= 265th Infantry Division (Wehrmacht) =

German WWII infantry division

The 265th Infantry Division (265. Infanterie-Division) was an infantry division of the German Heer during World War II.

== History ==
The 265th Infantry Division was formed after an OKH directive on 20 May 1943 as a static (i.e. non-motorized) division, intended for occupation duty in France. The initial divisional commander was Walter Düvert. The staff was formed on 3 June 1943 from staff personnel of the 403rd Security Division.

After the Normandy landings in June 1944, a part of the 265th Infantry Division, at Kampfgruppe strength, was involved in combat against the Western allies. On 27 July 1944, Hans Junck took command of the division.

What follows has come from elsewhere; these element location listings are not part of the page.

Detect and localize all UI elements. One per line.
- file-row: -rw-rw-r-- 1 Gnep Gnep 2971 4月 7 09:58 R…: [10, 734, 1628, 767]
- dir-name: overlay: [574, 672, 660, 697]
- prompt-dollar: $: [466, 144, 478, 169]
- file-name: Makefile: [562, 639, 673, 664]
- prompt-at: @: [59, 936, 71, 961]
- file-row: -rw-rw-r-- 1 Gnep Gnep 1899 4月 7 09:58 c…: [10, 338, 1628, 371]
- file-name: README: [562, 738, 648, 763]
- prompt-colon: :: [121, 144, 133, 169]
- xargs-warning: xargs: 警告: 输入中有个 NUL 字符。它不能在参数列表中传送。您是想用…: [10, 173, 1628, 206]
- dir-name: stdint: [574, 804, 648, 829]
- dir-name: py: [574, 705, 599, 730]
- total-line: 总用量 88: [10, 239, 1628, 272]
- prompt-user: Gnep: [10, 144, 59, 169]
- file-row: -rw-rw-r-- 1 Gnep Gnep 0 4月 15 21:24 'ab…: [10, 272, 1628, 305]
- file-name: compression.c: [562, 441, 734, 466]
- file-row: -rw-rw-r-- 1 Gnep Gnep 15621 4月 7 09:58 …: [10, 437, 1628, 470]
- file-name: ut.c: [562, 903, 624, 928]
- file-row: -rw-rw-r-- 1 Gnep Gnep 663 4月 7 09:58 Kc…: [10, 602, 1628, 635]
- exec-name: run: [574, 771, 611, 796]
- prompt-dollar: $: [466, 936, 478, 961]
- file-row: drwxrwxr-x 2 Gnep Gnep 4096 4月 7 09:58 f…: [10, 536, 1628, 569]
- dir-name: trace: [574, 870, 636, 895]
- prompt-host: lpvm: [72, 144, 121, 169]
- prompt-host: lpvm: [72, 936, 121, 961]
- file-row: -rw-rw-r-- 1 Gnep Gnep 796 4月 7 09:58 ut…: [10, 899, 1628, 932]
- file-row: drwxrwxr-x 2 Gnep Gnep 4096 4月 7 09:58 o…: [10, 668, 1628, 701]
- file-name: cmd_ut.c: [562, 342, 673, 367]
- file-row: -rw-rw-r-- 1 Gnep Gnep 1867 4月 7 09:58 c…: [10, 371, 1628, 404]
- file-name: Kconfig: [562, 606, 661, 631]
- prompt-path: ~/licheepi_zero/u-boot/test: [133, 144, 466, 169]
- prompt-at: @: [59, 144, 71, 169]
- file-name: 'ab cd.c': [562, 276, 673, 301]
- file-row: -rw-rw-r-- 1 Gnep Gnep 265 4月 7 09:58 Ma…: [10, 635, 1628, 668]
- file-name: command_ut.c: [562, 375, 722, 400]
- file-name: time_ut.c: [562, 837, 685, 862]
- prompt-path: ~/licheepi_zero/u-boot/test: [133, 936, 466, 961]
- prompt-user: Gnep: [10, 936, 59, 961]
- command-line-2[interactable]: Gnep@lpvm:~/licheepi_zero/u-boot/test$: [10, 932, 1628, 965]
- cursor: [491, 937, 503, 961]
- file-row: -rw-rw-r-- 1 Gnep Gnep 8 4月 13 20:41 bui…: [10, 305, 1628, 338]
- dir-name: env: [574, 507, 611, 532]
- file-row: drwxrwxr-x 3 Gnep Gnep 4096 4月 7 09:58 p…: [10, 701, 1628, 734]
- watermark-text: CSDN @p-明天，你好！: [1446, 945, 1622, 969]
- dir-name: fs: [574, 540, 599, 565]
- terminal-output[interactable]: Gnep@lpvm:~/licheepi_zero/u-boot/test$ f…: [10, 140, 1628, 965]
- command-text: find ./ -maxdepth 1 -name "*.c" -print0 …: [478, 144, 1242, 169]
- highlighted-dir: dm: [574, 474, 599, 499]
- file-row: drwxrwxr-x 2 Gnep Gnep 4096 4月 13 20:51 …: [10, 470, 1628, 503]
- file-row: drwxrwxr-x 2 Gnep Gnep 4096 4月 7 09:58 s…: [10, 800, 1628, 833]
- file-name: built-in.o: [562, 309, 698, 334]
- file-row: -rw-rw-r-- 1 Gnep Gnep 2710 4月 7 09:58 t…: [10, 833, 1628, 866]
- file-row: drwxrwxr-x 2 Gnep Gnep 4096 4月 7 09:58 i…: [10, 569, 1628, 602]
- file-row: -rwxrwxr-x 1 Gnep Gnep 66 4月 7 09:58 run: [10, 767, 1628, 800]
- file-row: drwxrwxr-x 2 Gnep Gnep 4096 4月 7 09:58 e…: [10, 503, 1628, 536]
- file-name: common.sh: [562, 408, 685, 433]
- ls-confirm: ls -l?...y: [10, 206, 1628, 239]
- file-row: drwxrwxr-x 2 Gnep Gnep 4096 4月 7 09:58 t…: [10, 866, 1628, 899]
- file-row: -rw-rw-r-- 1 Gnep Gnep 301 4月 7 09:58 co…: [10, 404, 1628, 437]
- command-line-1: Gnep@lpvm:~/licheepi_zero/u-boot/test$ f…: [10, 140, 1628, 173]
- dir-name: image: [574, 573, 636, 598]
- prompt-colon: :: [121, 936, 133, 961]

On 2 October 1944, the division was formally dissolved and disbanded in Rudolstadt until 24 January 1945. The remnants of the division's formations were trapped in the Atlantic pockets.

== Divisional order of battle ==
The initial forces were assembled from various Wehrkreis districts from northern Germany and included:

- Grenadier Regiment 894 (three battalions).
- Grenadier Regiment 895 (two battalions).
- Grenadier Regiment 896 (two battalions).
- Artillery Regiment 265 (three artillery detachments).

The detachments of Artillery Regiment 265 were equipped with Soviet-made Beutewaffe artillery guns.

In October 1943, the 1st battalion of Grenadier Regiment 894 was transferred to the Eastern Front. This battalion was later replaced within the 894th Regiment by the North Caucasian Battalion 800 on 19 April 1944. Additionally, the Eastern Battalion 654 was integrated as the 3rd battalion into Grenadier Regiment 895, bringing the division to a total of eight battalions.

== Superior formations ==

Organizational chart of the 265th Infantry Division
Year: Month; Army Corps; Army; Army Group; Area
1943: July; In deployment.; Bergen, Lower Saxony
August – December: XXV; 7th Army; Army Group D; Brittany (Quimper)
1944: January – April
May – June: Army Group B
July
August – September: XXV (partially) LXXXIV (partially); Normandy
Formally dissolved on 2 October 1944. Divisional remnants continue fighting in Atlantic pockets.
1944: October – December; XXV; None.; Army Group D; Atlantic pockets
1945: January – April

== Noteworthy individuals ==

- Walter Düvert, divisional commander between 1 June 1943 and 27 July 1944.
- Hans Junck, divisional commander between 27 July 1944 and 2 October 1944.